Verification of Microstructure Qualities of ACR-Approved Mammography Phantoms by Refraction-Enhanced Synchrotron Radiation Imaging

  • Imamura, Keiko (Departments of St. Marianna University School of Medicine, Kawasaki) ;
  • Ehara, Norishige (Departments of St. Marianna University School of Medicine, Kawasaki) ;
  • Inada, Yoichi (Department of Radiology, St. Marianna University School of Medicine, Kawasaki) ;
  • Miyamoto, Keiko (Department of Breast Surgery, St. Marianna University School of Medicine, Kawasaki) ;
  • Kanemaki, Yoshihide (Departments of St. Marianna University School of Medicine, Kawasaki) ;
  • Umetani, Keiji (Japan Synchrotron Radiation Research Institute (JASRI)) ;
  • Uesugi, Kentaro (Japan Synchrotron Radiation Research Institute (JASRI)) ;
  • Ochiai, Yoshinori (Hitachi Medical Co. Kashiwa) ;
  • Fukuda, Mamoru (Department of Breast Surgery, St. Marianna University School of Medicine, Kawasaki) ;
  • Nakajima, Yasuo (Departments of St. Marianna University School of Medicine, Kawasaki)
  • Published : 2002.09.01

Abstract

Images of microcalcification specks showed large variation in conventional radiographs of phantoms which are approved for mammography image quality standard by the American College of Radiology (ACR). This kind of variation is not appropriate for image quality standards because the number of specks are visually counted in images and that number is important in image quality evaluation. Our study using synchrotron radiation (SR) imaging revealed the overlapping of micro-sized air bubble(s) to some specks, and also the structural deformation or crackings. Eight phantoms approved by ACR from two different makers and an air-bubble phantom were examined. SR imaging was performed at a synchrotron radiation facility, SPring-8, in Japan. The image-detector was a fluorescent-screen optical-lens coupling system using a CCD camera with a spatial resolution of 6 $\square$m. Objects when imaged with longer sample-to-detector distance show edge enhancement due to a difference in refraction indices, that is refraction enhancement. Refraction-enhanced SR images revealed that some of specks carried foreign objects, which were proven to be air.

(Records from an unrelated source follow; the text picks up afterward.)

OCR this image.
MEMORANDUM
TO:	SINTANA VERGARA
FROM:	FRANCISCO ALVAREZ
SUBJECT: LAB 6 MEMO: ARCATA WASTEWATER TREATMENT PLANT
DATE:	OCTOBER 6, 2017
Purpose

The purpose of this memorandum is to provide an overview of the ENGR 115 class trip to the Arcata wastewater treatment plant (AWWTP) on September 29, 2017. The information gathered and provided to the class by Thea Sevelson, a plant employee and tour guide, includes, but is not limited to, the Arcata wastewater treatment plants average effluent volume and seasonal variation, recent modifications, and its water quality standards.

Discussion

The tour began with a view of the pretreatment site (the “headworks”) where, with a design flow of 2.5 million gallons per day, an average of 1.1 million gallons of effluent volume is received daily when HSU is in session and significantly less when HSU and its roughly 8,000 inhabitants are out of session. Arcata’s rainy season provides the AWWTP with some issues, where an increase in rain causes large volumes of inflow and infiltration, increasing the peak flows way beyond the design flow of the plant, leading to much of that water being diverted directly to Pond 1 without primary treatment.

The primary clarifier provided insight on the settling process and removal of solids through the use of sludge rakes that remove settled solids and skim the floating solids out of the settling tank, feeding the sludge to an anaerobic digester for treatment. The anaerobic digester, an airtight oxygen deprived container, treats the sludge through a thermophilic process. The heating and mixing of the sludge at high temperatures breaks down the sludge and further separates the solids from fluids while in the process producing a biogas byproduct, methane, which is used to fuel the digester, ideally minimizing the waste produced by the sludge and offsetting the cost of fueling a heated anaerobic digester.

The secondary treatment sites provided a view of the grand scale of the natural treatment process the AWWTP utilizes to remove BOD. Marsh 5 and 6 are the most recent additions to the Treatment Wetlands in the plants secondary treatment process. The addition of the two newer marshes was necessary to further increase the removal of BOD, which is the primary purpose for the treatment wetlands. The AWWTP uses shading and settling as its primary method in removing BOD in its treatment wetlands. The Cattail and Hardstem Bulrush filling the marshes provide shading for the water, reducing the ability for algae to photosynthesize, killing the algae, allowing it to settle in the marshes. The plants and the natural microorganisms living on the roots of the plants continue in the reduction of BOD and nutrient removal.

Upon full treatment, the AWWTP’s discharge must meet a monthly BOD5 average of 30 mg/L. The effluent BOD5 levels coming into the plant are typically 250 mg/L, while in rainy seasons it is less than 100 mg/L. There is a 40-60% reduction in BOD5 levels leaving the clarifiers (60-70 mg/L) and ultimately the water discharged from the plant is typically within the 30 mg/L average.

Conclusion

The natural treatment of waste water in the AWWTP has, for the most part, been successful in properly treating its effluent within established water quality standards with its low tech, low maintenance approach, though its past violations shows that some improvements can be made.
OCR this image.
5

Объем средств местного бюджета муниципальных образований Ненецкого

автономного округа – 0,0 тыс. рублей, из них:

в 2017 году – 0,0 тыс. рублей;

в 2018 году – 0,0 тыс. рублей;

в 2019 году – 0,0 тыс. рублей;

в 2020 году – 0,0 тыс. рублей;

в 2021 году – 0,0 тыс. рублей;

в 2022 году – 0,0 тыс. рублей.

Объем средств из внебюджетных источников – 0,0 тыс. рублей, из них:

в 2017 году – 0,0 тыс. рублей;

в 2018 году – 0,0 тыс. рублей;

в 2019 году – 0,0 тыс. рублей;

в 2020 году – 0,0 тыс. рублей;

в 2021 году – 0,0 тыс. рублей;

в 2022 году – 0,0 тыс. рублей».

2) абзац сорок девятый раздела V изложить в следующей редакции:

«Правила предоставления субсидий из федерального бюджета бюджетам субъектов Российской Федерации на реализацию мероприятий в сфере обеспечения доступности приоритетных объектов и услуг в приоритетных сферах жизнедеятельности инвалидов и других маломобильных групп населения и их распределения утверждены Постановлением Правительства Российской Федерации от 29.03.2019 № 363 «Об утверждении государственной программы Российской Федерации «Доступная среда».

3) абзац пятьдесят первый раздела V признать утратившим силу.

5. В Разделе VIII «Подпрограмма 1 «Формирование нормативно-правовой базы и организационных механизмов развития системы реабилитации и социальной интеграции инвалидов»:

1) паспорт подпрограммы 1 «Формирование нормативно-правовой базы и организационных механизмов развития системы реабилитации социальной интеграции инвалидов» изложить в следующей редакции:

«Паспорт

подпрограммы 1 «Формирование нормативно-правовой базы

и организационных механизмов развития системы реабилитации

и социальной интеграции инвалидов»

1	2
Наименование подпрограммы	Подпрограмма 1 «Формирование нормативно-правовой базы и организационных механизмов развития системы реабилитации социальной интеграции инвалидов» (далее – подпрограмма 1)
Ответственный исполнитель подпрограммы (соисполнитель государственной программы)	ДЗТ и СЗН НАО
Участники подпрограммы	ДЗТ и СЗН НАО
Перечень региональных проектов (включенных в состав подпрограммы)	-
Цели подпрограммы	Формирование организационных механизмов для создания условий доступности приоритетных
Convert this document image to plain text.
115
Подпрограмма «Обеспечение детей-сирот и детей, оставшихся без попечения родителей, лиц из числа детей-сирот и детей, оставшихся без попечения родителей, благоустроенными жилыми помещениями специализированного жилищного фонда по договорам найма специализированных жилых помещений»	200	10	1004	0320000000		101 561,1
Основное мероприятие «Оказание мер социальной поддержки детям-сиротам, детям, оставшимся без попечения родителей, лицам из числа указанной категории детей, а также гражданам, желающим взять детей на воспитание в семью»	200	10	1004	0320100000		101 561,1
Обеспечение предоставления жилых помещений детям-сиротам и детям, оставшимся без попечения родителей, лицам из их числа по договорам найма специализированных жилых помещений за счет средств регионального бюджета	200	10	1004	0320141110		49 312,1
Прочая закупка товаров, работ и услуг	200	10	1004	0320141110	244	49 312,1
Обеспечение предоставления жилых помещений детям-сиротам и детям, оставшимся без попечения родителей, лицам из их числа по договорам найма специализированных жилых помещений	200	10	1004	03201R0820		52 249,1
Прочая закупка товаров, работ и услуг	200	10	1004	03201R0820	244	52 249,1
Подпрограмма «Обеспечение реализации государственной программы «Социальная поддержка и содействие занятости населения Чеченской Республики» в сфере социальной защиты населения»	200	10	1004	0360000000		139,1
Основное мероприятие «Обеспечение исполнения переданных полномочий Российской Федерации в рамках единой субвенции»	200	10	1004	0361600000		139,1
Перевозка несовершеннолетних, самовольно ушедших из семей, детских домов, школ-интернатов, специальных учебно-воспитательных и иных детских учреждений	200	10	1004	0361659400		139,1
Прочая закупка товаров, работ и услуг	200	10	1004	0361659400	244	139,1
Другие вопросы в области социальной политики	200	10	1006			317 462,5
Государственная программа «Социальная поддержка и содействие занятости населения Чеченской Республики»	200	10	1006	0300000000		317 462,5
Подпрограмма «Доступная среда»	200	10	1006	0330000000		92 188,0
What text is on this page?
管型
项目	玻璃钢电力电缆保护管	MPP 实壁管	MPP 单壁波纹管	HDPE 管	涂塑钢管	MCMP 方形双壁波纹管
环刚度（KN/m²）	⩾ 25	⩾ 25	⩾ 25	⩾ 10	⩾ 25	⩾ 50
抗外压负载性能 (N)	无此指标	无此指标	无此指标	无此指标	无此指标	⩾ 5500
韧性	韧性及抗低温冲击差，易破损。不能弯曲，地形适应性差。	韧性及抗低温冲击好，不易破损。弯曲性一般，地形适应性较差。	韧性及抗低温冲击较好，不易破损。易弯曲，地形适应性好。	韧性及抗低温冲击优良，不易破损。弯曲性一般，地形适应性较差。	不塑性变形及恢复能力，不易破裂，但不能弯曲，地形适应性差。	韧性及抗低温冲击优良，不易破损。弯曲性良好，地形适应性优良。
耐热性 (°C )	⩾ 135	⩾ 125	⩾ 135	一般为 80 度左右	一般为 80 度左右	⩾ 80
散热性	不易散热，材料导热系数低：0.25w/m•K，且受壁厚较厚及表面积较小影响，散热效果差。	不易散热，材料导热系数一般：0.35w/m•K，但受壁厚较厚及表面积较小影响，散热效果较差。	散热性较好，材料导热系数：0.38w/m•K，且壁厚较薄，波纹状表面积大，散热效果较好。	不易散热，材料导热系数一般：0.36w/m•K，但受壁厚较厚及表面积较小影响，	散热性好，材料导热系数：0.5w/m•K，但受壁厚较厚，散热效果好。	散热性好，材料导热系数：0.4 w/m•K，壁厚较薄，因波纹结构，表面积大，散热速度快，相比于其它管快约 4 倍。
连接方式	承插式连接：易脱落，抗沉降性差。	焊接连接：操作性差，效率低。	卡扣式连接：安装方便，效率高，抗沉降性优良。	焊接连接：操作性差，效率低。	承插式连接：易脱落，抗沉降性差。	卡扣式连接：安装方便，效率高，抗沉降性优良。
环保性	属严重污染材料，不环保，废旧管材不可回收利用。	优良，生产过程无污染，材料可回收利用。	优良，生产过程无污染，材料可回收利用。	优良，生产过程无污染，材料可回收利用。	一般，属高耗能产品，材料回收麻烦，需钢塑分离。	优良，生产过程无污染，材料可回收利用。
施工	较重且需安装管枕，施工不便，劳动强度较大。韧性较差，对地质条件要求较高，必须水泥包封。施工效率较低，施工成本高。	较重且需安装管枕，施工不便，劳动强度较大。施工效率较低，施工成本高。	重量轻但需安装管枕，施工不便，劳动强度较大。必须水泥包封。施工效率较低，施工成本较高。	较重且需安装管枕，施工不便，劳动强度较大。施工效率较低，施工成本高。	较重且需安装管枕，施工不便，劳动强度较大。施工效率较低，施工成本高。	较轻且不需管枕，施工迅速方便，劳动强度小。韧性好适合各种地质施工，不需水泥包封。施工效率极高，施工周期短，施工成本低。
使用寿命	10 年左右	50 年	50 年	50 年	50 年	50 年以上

In phantoms provided by one maker, attaching/overlapping airs were observed for 62 out of 150 specks (41%) , with a higher incidence for the smallest specks. A speck becomes hardly visible in a conventional radiograph when air(s) overlaps the majority part of a speck, though depending on the size of the air-inclusion and on its configuration. Those airs might have been adsorbed on a speck surface before being embedded and then introduced into the matrix together with specks. Our study using SR imaging has clearly shown the nature of defects in some mammography phantoms which seriously degrade the quality as an image standard.